Appendix 2

        Glossary of Naval Aviation Terms

Information for this appendix was drawn from the following sources: Hata and Izawa, Japanese Naval Aces, xiii–xiv; Lundstrom, First Team: Pacific Naval Air Combat, 183–86; and consultation with Osamu Tagaya.

AIRCRAFT

Kansen (Kanjō sentōki):

Carrier fighter. Japanese romanized symbol: fc.

Kanbaku (Kanjō bakugekki):

Carrier bomber (usually meaning a dive bomber). Japanese romanized symbol: fb.

Kankō (Kanjō kōgekki):

Carrier attack bomber (sometimes employed as a torpedo bomber, sometimes as a horizontal attack aircraft). Japanese romanized symbol: fo.

Hikōtei:

Flying boat

Suitei (suijō teisatsuki):

Reconnaissance seaplane. Japanese romanized symbol: fsr.

Rikkō (rikujō kōgekki):

Medium land-based bomber. Japanese romanized symbol: f1o.

ADMINISTRATIVE ORGANIZATIONS

(See also app. 3 and app. 5.)

Kōkū kantai:

Air fleet (sea- or land-based)

Kōkū sentai:

Carrier division or land-based air flotilla

Kōkūtai:

In the broadest terms, this could comprise both a flight element and a base element of a land-based air group. In terms of the flight element, it was generally composed of eighteen to twenty-seven aircraft (sometimes more) and took the name of the air base where it was originally formed. It could be either homogenous or composed of different types of aircraft.

Hikōtai:

A carrier flight echelon or the flight echelon of a land-based kōkūtai

Hikō buntai:

The smallest administrative unit of aviation personnel (as opposed to operational/tactical formations of aircraft)

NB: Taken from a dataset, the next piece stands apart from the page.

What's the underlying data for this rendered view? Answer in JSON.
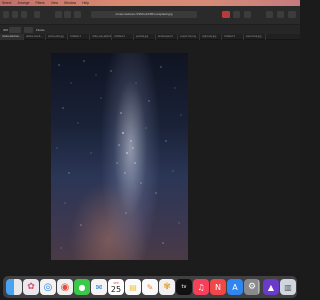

OPERATIONAL/TACTICAL FORMATIONS

Hikōkitai:

A carrier aircraft echelon that took the name of the carrier on which it was embarked (and that was as much a part of the carrier’s complement as any of the crew) or the flight echelon of a land-based kōkūtai that took the name of the air base on which it was located

Daitai:

Eighteen to twenty-seven aircraft

Chūtai:

Nine aircraft

Shōtai:

Three aircraft

AVIATION PERSONNEL

Fukuchō:

Executive officer; second in command of a ship or an air group

Hikōchō:

Air officer in charge of flight operations on a carrier or with a land-based kōkūtai. His was essentially a desk position, and he did not normally fly with his unit in combat.

Hikō buntaichō:

Sometimes called a buntaichō. Leader of a chūtai of around nine aircraft. Though buntai really has no appropriate English translation, for lack of any other accurate English term buntaichō has sometimes been translated as “division leader.”

Hikōtaichō:

Air group leader; the senior officer of an air group in combat

Seibichō:

Maintenance officer of either a land-based kōkūtai or a carrier-based hikōkitai

Shirei:

Commander of a kōkūtai; the equivalent of the kanchō (captain) of a ship. Usually an aviator of some experience. As a rule he did not fly with the air group in combat.